- The Washington Times - Wednesday, May 24, 2000

The Clinton administration and the Republican leadership yesterday appeared headed for victory in a bitter, months-long battle to pass legislation expanding trade with China.

The bill got an additional push yesterday as at least nine Democrats, the key swing group in the battle, came out in favor of the legislation.

At the same time, Republicans worked to exceed estimates of the number of votes they were expected to deliver to pass permanent normal trade relations (NTR) with China.

Supporters of the bill emphasized that there are still undecided members whose support they need before the vote this afternoon. But they reckoned with backing from enough of them to reach the critical threshold of 218 when the 435-member House votes.

"I am confident we'll have 218 by the vote," said Rep. Jim Ramstad, Minnesota Republican. "We've got people who have said they'll be with us."

Pro-NTR Democrats were equally upbeat.

"We're about there, and we're very confident," said Rep. Robert T. Matsui, the California Democrat who has led the pro-NTR forces in his party.

By contrast, opponents of the legislation gave little indication that they are within striking distance of victory, preferring instead to emphasize that they will not give up until the vote is taken.

"We are fighting all the way to the end," said Rep. David E. Bonior, the Michigan Democrat who is leading the Democratic opposition to NTR in the House.

Opponents a diverse coalition of human rights groups, environmentalists, veterans groups and conservative activists held a vigil on the steps of the Capitol. AFL-CIO President John Sweeney said he and state labor leaders would keep up the pressure on members still on the fence until the vote is taken.

At the same time, the United Auto Workers lashed out at Vice President Al Gore in unusually harsh terms for his backing of the China trade deal, which major U.S. corporations strongly support, and hinted that the union might back Green Party candidate Ralph Nader for president.

"One moment, presidential candidate Gore is telling the labor movement that he supports them on trade issues," UAW President Steve Yokich said. "The next, Vice President Gore is holding hands with the profiteers of the world."

Passage of permanent NTR for China would grant the Asian giant access to the U.S. market on the same terms as the vast majority of other countries. It also would ease the way for China to join the World Trade Organization under the terms of a landmark trade agreement China negotiated with the United States last year.

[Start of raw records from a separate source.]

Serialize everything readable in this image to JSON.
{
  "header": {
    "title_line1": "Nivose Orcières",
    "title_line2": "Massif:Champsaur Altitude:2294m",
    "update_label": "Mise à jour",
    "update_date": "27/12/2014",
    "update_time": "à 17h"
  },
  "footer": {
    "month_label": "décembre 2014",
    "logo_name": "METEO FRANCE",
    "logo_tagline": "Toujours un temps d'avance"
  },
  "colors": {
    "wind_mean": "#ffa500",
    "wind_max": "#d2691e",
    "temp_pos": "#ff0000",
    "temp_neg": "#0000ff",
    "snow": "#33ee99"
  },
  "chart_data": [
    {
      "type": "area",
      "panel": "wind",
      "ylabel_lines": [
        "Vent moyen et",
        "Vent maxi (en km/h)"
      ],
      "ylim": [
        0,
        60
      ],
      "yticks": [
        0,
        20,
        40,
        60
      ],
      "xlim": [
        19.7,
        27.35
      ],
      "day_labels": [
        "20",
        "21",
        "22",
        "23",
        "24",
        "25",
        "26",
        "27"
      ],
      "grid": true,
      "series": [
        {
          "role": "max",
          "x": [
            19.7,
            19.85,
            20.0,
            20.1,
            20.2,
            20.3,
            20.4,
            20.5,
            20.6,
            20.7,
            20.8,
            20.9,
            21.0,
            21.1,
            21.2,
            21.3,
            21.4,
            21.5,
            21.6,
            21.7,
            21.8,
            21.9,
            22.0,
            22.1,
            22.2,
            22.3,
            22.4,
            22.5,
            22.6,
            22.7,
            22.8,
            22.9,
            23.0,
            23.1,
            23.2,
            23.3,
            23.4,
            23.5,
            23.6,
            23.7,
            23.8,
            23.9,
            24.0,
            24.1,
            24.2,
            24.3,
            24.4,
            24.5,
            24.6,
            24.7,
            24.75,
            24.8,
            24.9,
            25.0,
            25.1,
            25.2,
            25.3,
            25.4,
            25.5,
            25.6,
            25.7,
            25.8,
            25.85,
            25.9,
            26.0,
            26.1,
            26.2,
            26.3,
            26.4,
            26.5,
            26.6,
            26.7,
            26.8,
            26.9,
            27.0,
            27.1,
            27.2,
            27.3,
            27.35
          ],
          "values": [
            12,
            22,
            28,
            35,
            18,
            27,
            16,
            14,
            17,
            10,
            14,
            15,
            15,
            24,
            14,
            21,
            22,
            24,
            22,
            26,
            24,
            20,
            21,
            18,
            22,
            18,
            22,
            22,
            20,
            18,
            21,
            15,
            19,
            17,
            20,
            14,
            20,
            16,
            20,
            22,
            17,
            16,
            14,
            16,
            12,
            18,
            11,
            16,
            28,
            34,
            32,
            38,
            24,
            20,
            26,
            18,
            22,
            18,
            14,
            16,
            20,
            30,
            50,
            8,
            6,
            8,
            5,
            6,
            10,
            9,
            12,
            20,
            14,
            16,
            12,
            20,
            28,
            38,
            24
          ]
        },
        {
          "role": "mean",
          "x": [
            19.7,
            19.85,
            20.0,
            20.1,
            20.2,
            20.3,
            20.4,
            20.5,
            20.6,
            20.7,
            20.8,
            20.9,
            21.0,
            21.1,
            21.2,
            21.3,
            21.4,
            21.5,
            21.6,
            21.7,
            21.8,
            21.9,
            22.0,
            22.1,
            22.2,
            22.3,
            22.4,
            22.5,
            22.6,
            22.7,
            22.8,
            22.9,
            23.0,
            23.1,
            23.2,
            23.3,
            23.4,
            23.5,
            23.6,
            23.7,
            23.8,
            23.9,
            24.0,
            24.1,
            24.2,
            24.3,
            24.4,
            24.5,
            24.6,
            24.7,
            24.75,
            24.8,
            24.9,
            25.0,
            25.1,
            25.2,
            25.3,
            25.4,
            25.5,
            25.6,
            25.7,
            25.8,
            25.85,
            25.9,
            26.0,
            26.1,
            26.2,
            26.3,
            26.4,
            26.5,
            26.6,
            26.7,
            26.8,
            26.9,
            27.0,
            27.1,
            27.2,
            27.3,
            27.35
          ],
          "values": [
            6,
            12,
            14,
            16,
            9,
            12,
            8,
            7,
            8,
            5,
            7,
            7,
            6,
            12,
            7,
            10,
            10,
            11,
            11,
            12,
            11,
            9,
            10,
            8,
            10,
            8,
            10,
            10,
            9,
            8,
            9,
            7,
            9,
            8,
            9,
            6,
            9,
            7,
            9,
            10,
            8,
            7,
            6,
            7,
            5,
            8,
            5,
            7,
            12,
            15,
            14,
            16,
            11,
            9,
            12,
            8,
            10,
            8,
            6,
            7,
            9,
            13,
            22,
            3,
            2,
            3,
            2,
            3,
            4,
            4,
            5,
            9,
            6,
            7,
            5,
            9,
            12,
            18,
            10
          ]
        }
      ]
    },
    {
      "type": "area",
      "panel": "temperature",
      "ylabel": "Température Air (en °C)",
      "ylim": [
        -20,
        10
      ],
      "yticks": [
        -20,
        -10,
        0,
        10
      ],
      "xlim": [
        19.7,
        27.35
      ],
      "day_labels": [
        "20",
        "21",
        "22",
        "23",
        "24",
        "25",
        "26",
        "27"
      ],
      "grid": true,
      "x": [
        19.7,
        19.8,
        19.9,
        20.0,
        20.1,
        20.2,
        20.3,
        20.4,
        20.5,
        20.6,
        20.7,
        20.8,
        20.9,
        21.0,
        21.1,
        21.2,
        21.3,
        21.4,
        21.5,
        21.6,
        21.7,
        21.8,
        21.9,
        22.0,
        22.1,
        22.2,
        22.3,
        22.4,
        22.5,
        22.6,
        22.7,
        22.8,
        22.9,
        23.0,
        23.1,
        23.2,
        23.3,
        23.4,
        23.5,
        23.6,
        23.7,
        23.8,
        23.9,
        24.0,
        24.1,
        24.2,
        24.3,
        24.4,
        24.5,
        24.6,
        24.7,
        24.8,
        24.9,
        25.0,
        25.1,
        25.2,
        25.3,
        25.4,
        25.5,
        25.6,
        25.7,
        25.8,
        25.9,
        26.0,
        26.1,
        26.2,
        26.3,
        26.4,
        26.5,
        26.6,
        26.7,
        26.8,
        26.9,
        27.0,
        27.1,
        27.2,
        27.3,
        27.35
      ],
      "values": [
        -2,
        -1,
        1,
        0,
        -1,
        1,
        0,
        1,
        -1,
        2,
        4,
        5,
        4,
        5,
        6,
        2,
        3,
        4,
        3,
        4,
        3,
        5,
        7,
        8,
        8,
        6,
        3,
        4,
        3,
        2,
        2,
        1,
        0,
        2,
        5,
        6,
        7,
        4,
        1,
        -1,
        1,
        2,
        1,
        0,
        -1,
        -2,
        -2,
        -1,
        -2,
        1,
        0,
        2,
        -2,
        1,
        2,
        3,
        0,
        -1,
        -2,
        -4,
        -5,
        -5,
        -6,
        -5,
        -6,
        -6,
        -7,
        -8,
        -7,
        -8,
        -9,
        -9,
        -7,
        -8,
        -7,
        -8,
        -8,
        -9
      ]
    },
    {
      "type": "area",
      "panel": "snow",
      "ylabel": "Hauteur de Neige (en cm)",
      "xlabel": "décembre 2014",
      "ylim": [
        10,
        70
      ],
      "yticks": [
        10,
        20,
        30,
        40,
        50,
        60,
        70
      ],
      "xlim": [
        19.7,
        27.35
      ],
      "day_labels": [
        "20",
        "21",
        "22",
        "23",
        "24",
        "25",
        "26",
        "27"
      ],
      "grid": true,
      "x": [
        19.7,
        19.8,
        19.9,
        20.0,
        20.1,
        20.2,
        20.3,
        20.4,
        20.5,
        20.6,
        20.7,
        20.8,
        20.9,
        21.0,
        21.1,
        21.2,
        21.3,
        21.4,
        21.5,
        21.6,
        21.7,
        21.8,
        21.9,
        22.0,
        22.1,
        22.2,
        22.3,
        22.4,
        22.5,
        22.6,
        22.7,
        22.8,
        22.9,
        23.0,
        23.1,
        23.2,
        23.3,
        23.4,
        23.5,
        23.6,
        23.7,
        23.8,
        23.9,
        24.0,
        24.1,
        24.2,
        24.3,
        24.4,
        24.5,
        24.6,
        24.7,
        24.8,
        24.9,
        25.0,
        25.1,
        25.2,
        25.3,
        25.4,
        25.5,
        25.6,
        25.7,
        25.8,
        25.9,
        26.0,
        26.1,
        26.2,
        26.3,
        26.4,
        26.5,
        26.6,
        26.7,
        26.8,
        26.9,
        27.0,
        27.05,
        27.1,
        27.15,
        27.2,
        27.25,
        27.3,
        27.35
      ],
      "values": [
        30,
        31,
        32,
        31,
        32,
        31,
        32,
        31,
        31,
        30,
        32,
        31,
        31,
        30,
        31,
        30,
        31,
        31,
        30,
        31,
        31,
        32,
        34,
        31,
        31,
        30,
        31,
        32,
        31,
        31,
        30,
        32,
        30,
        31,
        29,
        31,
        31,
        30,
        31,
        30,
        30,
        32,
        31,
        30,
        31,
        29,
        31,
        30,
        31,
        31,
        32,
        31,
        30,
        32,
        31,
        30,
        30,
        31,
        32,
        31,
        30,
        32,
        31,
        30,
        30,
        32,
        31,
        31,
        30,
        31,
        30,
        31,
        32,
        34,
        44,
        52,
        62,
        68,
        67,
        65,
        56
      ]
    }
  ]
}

Pro-NTR forces were heartened by vote counts showing that Republicans and Democrats together are on the threshold of victory, and need only a minority of the remaining undecided members to prevail. Members and senior administration officials repeatedly expressed strong confidence that these undecideds will vote for permanent NTR when the House votes this afternoon.

"We will probably not really know for sure until [House Speaker J. Dennis Hastert, Illinois Republican] bangs the gavel and the last member casts the last vote for the last time," Secretary of Commerce William M. Daley said.

Accordingly, President Clinton focused his attention on the remaining undecided members with both telephone calls and in-person appeals to back the China trade legislation. The White House also announced yesterday an agreement with the House Republican leadership on an initiative to encourage investment in low-income areas.

Black and Hispanic members were strong supporters of the plan, and Mr. Daley said that completing the investment initiative helped lock in their support for the China bill.

Yesterday, supporters of the China trade deal finally were able to secure the support of a critical group of Texas Democrats whose backing was crucial to the fate of the bill. Reps. Martin Frost, Jim Turner, Ruben Hinojosa, Silvestre Reyes, Solomon P. Ortiz and Sheila Jackson-Lee all said they would vote for permanent NTR for China. They were joined by Reps. Allen Boyd of Florida, Robert E. "Bud" Cramer of Alabama and Gregory W. Meeks of New York.

There are now 68 Democrats prepared to back the China legislation, a leading Democratic member said. With Republicans privately betting that as many as 170 members of their party could vote for it, pro-NTR forces appeared set for a clear victory. The situation represents a dramatic turnaround, members said, even from last week, when NTR backers faced the daunting task of winning over a large majority of the undecided members.

Now, even a small group of the roughly 20 members who have not indicated how they will vote would be enough to put NTR over the top, members said.

Republican NTR supporters have been surprisingly successful in winning of members of their own party. On Monday, Rep. Jim DeMint, a South Carolina Republican who is a bellwether for religious conservatives, said he would vote for the plan. Yesterday, Rep. Sherwood Boehlert, a centrist Republican from New York who had been courted by NTR opponents, also announced his support for the legislation.

"A lot of [different Republican] conservatives had opposed this bill" but are now supporting it, said Rep. Jennifer Dunn of Washington.